Any model with publicly known benchmark scores and inference costs goes, not just OpenAI's o series.
I will consider a model to be "o3-equivalent or better" if it scores ≥25% on FrontierMath (o3 scored 25.2%) and performs similarly on other benchmarks.
(Note that o3's exact inference costs in the configuration used for benchmarking are currently unknown IIUC, though this market description will be updated with exact figures if they become public. This market can still resolve even without exact figures if e.g. OpenAI announce an o4 that's "10x cheaper" for roughly the same performance.)
this may be hard to resolve because the inference costs for specific benchmark performances or tasks can vary so much.
@JoshYou as a concrete example, let's say o4 costs the same per-token (for simplicity) and can achieve 25% on FrontierMath with 1/10 as many tokens as o3 did, but requires 1/5 as many tokens to match o3 on ARC-AGI.
What's worse, those ratios probably vary a lot depending on the performance thresholds with a given benchmark.

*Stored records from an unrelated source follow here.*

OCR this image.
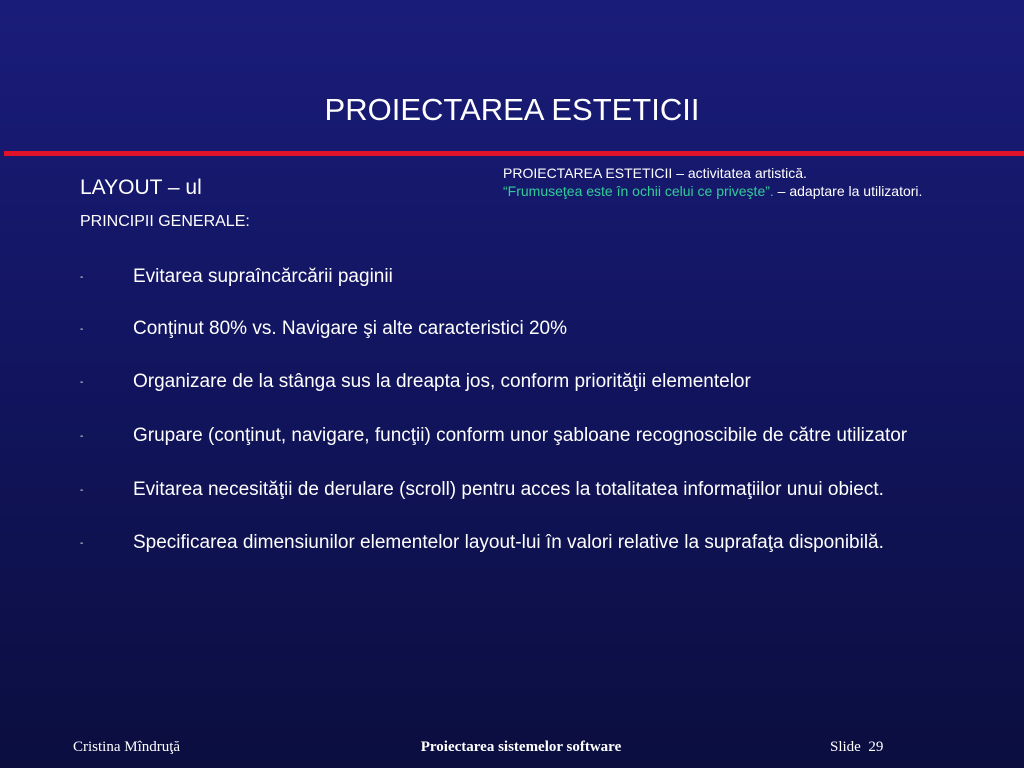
PROIECTAREA ESTETICII
PROIECTAREA ESTETICII – activitatea artistică.
“Frumuseţea este în ochii celui ce priveşte”. – adaptare la utilizatori.
LAYOUT – ul
PRINCIPII GENERALE:
-	Evitarea supraîncărcării paginii
-	Conţinut 80% vs. Navigare şi alte caracteristici 20%
-	Organizare de la stânga sus la dreapta jos, conform priorităţii elementelor
-	Grupare (conţinut, navigare, funcţii) conform unor şabloane recognoscibile de către utilizator
-	Evitarea necesităţii de derulare (scroll) pentru acces la totalitatea informaţiilor unui obiect.
-	Specificarea dimensiunilor elementelor layout-lui în valori relative la suprafaţa disponibilă.
Cristina Mîndruţă	Proiectarea sistemelor software	Slide 29
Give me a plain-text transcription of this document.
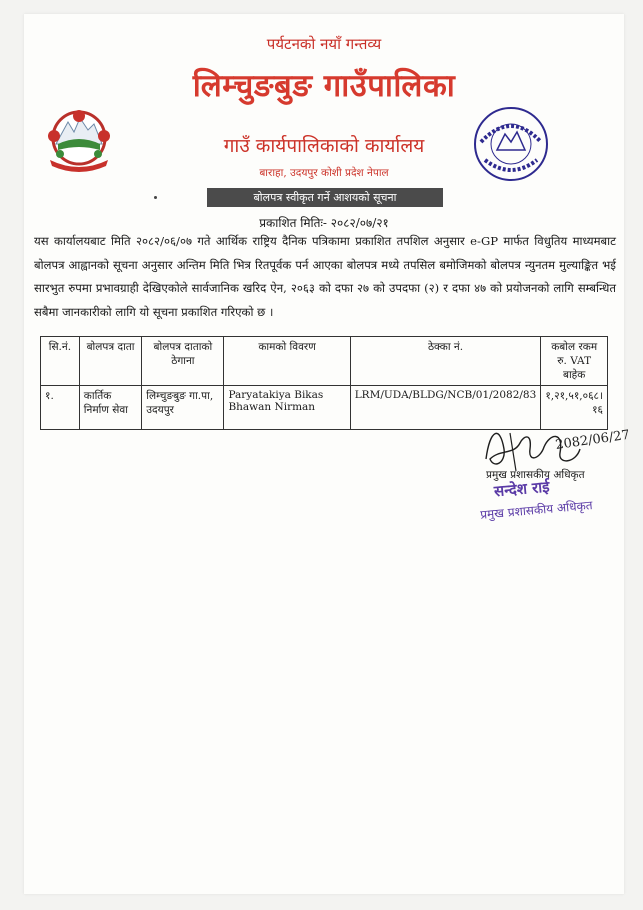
पर्यटनको नयाँ गन्तव्य
लिम्चुङबुङ गाउँपालिका
गाउँ कार्यपालिकाको कार्यालय
बाराहा, उदयपुर कोशी प्रदेश नेपाल
बोलपत्र स्वीकृत गर्ने आशयको सूचना
प्रकाशित मितिः- २०८२/०७/२१
यस कार्यालयबाट मिति २०८२/०६/०७ गते आर्थिक राष्ट्रिय दैनिक पत्रिकामा प्रकाशित तपशिल अनुसार e-GP मार्फत विधुतिय माध्यमबाट बोलपत्र आह्वानको सूचना अनुसार अन्तिम मिति भित्र रितपूर्वक पर्न आएका बोलपत्र मध्ये तपसिल बमोजिमको बोलपत्र न्युनतम मुल्याङ्कित भई सारभुत रुपमा प्रभावग्राही देखिएकोले सार्वजानिक खरिद ऐन, २०६३ को दफा २७ को उपदफा (२) र दफा ४७ को प्रयोजनको लागि सम्बन्धित सबैमा जानकारीको लागि यो सूचना प्रकाशित गरिएको छ ।
सि.नं.	बोलपत्र दाता	बोलपत्र दाताको ठेगाना	कामको विवरण	ठेक्का नं.	कबोल रकम रु. VAT बाहेक
१.	कार्तिक निर्माण सेवा	लिम्चुङबुङ गा.पा, उदयपुर	Paryatakiya Bikas Bhawan Nirman	LRM/UDA/BLDG/NCB/01/2082/83	१,२१,५१,०६८।१६
2082/06/27
प्रमुख प्रशासकीय अधिकृत
सन्देश राई
प्रमुख प्रशासकीय अधिकृत
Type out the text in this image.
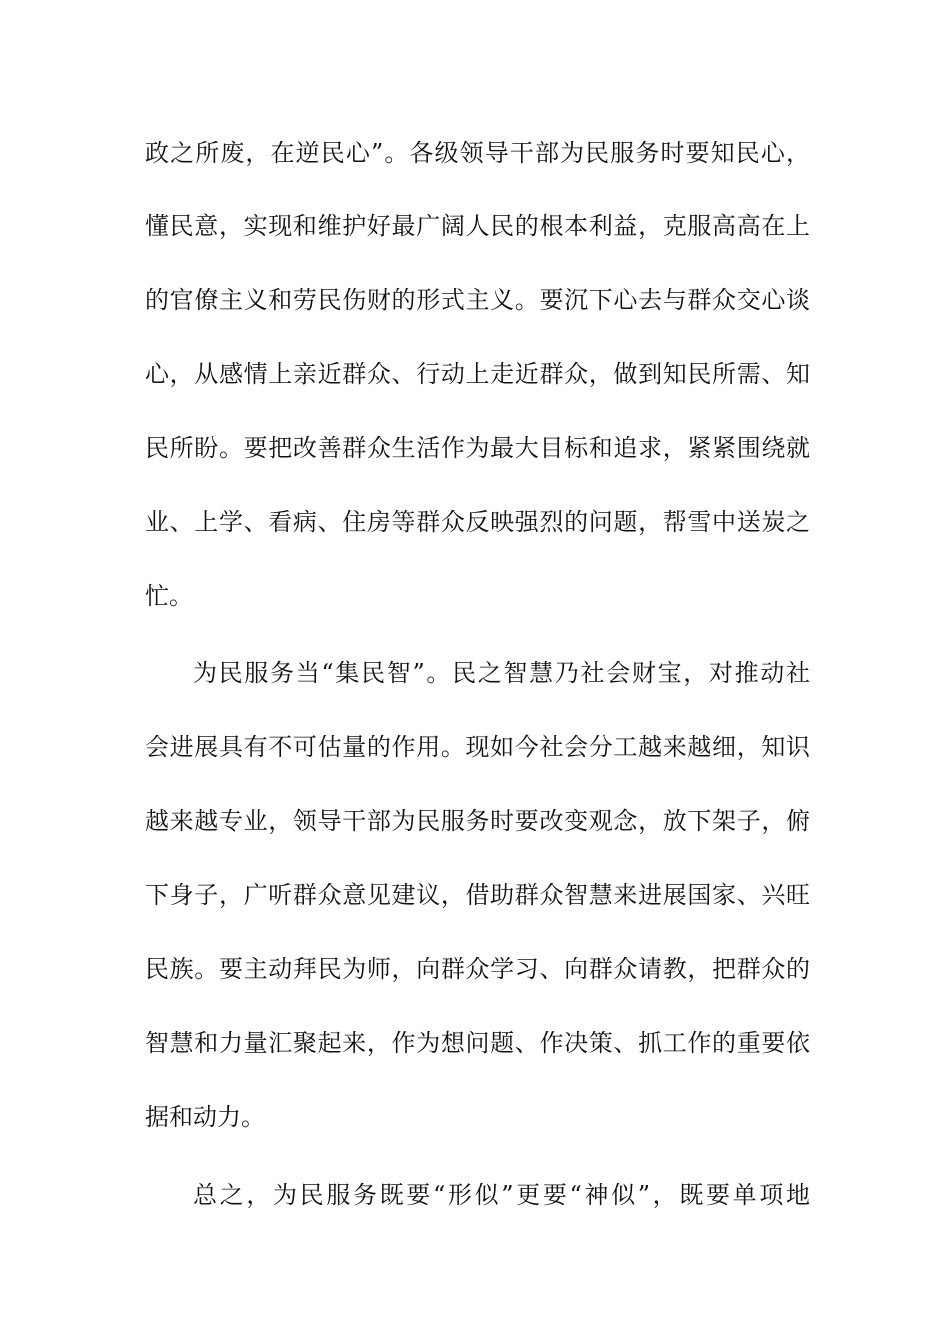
政之所废，在逆民心”。各级领导干部为民服务时要知民心，
懂民意，实现和维护好最广阔人民的根本利益，克服高高在上
的官僚主义和劳民伤财的形式主义。要沉下心去与群众交心谈
心，从感情上亲近群众、行动上走近群众，做到知民所需、知
民所盼。要把改善群众生活作为最大目标和追求，紧紧围绕就
业、上学、看病、住房等群众反映强烈的问题，帮雪中送炭之
忙。
为民服务当“集民智”。民之智慧乃社会财宝，对推动社
会进展具有不可估量的作用。现如今社会分工越来越细，知识
越来越专业，领导干部为民服务时要改变观念，放下架子，俯
下身子，广听群众意见建议，借助群众智慧来进展国家、兴旺
民族。要主动拜民为师，向群众学习、向群众请教，把群众的
智慧和力量汇聚起来，作为想问题、作决策、抓工作的重要依
据和动力。
总之，为民服务既要“形似”更要“神似”，既要单项地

For example, it's over 100x more expensive to get 88% on ARC-AGI with o3 than it is to get 76% on ARC-AGI with o3. So it could turn out that o4 is 5x cheaper than o3 at the 76% threshold, but over 100x cheaper at the 88% threshold.
@JoshYou Hmmm... Yeah, there might be a relatively high chance of this resolving N/A when you put it that way, but I'll do what I can when the time comes.